The Hobart Building, Market Street
One of the more unusual landmarks on Market Street is the Hobart Building, designed by San Francisco's most influential architect, Willis Polk in 1914. The building's idiosyncratic shape is a seven-story oval tower atop a 14-story angled base. Even more controversial at the time was the fact that the entire building was completed in just eleven months. When it was done it was the second-tallest building in San Francisco. Since its construction, the adjacent buildings have been torn down revealing the odd diagonally-sided base.

W.S. Hobart who built the building was a gold and timber baron who a vision of creating a new kind California. In the 1870s he spent a two million dollars to build the lumber town of Hobart Mills just north of Lake Tahoe. Hobart saw the town as a family community not just a bachelor camp for miners and loggers. At its peak the town had a population of 1500, all living in well kept houses on the neat streets. Saloons were banned in Hobart Mills, as were liquor sales. Hobart Mills was so well behaved, that for the first decade, the townspeople found no need for a Constable or a Justice of the Peace.
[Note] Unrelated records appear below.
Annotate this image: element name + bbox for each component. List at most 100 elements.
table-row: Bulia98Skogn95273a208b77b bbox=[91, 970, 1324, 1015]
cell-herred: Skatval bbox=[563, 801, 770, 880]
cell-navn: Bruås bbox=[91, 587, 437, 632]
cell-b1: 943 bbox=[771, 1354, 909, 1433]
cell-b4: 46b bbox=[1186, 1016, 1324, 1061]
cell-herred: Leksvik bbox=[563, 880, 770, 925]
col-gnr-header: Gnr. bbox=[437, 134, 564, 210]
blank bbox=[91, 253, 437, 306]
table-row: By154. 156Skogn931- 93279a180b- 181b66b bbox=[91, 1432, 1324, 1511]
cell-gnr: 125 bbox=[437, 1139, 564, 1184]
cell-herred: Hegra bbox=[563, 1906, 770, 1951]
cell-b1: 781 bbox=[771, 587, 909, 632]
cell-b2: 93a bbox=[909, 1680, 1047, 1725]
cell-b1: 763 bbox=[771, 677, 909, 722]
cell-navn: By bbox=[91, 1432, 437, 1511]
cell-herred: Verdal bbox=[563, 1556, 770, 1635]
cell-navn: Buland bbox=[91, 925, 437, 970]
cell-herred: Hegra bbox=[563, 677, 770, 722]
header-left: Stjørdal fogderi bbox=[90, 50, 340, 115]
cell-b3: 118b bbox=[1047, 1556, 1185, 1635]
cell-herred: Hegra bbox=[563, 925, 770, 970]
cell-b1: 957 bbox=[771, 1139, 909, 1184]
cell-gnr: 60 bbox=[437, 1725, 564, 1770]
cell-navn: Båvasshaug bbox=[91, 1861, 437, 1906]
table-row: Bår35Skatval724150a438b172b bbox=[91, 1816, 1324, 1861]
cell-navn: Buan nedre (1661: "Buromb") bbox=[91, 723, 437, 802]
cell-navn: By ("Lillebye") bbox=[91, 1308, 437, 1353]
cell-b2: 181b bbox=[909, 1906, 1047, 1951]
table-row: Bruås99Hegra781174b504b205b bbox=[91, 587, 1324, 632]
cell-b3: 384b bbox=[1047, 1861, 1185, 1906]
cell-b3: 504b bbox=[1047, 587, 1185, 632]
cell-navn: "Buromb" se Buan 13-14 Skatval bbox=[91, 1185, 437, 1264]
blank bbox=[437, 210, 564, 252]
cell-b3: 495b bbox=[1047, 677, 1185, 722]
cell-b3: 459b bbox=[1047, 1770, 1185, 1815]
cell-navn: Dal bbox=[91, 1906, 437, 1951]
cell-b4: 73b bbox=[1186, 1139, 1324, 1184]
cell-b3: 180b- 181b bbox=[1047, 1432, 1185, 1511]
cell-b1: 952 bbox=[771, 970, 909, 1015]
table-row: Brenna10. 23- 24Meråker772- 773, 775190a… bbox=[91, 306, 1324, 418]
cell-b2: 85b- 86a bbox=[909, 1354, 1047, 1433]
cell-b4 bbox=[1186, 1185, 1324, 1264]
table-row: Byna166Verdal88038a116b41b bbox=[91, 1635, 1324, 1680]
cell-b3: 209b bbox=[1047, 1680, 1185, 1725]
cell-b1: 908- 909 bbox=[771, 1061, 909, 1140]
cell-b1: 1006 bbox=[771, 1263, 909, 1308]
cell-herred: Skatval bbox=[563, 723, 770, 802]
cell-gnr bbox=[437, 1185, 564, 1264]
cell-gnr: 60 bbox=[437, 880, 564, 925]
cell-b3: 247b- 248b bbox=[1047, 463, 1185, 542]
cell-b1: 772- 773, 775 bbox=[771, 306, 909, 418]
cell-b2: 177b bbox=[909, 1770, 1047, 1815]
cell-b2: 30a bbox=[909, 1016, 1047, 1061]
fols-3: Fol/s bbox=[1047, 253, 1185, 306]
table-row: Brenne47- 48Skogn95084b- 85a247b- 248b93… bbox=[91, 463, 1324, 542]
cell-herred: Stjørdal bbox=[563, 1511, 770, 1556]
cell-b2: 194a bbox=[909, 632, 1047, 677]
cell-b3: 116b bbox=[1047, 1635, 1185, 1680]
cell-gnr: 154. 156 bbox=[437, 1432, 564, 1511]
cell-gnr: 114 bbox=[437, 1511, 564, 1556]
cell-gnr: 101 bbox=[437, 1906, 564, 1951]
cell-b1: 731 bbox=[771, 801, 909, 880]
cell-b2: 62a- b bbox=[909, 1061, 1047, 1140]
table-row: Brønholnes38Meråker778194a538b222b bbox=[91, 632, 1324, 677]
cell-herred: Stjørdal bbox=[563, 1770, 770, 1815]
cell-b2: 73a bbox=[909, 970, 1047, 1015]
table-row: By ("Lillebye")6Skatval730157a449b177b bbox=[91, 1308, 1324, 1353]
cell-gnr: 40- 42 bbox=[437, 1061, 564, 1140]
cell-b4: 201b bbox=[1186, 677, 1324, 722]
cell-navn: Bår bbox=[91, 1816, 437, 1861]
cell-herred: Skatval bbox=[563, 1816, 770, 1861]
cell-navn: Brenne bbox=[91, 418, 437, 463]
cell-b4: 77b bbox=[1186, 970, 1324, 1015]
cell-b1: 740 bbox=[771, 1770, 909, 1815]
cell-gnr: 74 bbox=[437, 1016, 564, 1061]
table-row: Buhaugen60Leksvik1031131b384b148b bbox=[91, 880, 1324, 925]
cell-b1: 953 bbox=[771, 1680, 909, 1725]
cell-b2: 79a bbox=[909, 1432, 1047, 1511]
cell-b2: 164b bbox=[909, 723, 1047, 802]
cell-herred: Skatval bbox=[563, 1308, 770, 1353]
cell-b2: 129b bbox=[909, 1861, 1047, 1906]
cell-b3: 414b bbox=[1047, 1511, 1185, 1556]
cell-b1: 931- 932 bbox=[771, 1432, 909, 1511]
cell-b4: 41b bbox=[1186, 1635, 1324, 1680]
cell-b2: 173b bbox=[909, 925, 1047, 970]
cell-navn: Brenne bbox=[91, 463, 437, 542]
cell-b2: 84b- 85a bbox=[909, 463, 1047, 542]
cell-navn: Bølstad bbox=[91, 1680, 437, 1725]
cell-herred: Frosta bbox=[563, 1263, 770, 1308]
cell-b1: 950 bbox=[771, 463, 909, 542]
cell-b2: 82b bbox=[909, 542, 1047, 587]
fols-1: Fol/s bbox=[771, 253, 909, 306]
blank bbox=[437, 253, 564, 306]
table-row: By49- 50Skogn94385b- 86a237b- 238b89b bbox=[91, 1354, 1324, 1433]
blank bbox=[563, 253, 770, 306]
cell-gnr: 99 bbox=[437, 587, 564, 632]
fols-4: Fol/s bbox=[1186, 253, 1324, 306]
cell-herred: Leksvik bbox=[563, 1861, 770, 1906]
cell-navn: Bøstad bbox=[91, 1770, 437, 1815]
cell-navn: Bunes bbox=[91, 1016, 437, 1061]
Hobart died in the early 1900s and Hobart Mills prospered for 60 years until 1936 when the nearby virgin pine timber ran out. Without the trees the town shut down, the buildings were dismantled, and the families left. Eventually the ten of thousands of acres of the Hobart forests were sold to the US Forest Service. Today, not much remains of Hobart's vision of a new California except for the Hobart Building on Market Street.